- Makresh Location of Makresh
- Coordinates: 43°46′N 22°40′E﻿ / ﻿43.767°N 22.667°E
- Country: Bulgaria
- Provinces (Oblast): Vidin

Government
- • Mayor: Ivan Valchev
- Elevation: 194 m (636 ft)

Population (2008)
- • Total: 472
- Time zone: UTC+2 (EET)
- • Summer (DST): UTC+3 (EEST)
- Postal Code: 3850
- Area code: 09339

= Makresh =

Makresh (Макреш, /bg/) is a village in northwestern Bulgaria, part of Vidin Province. It is the administrative centre of the homonymous Makresh Municipality, which lies in the western part of Vidin Province, close to the Bulgarian-Serbian border.
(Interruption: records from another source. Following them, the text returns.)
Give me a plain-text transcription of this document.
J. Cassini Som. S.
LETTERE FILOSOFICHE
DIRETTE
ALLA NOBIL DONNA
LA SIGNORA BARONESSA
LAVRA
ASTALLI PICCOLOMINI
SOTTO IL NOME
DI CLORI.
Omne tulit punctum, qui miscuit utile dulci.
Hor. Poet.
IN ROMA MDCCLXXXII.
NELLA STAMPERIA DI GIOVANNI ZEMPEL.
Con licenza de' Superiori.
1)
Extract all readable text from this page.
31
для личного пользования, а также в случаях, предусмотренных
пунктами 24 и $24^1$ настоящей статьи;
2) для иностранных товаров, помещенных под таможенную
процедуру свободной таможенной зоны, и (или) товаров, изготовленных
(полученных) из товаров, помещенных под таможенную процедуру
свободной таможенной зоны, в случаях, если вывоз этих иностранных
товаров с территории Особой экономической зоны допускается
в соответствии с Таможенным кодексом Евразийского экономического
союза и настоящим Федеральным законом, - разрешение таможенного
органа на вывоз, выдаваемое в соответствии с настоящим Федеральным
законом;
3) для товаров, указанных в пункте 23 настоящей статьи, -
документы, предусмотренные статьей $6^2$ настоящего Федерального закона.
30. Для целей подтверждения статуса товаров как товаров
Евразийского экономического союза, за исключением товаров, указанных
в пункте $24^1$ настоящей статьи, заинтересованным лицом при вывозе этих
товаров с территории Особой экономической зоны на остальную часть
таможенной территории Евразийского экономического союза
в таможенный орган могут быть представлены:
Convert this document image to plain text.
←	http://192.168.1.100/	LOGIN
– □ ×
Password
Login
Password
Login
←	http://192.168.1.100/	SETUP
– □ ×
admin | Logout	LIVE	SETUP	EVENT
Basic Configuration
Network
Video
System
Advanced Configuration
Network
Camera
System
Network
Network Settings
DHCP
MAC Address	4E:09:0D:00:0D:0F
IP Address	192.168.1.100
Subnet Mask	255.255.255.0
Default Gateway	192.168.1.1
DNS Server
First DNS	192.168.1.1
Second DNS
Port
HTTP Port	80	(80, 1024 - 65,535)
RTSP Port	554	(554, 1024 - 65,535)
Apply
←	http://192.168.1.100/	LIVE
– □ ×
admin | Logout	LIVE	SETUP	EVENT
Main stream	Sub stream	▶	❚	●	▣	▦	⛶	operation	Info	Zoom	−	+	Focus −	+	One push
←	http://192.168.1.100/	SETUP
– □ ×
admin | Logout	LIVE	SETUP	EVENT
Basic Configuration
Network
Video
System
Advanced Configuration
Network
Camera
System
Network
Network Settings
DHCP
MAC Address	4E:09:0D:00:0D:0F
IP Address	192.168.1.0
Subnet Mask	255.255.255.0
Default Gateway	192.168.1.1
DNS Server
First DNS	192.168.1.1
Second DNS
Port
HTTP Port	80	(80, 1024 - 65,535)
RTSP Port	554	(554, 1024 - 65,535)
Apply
Makresh is situated 35 kilometres from the provincial capital Vidin, in the westernmost Danubian Plain, with the western reaches of the Balkan Mountains to its west.

==Municipality==

Makresh municipality has an area of 229 square kilometres includes the following 7 places:

- Kireevo
- Makresh
- Podgore
- Rakovitsa
- Tolovitsa
- Tsar Shishmanovo
- Valchek

Makresh municipality is mainly agricultural, growing wheat, barley, corn and rye. Sights in the area include the Rabisha Lake and the Rakovitsa Monastery dating to the 10th-11th century with the Holy Trinity Church.

==Honour==
Makresh Rocks off Robert Island, South Shetland Islands are named after Makresh.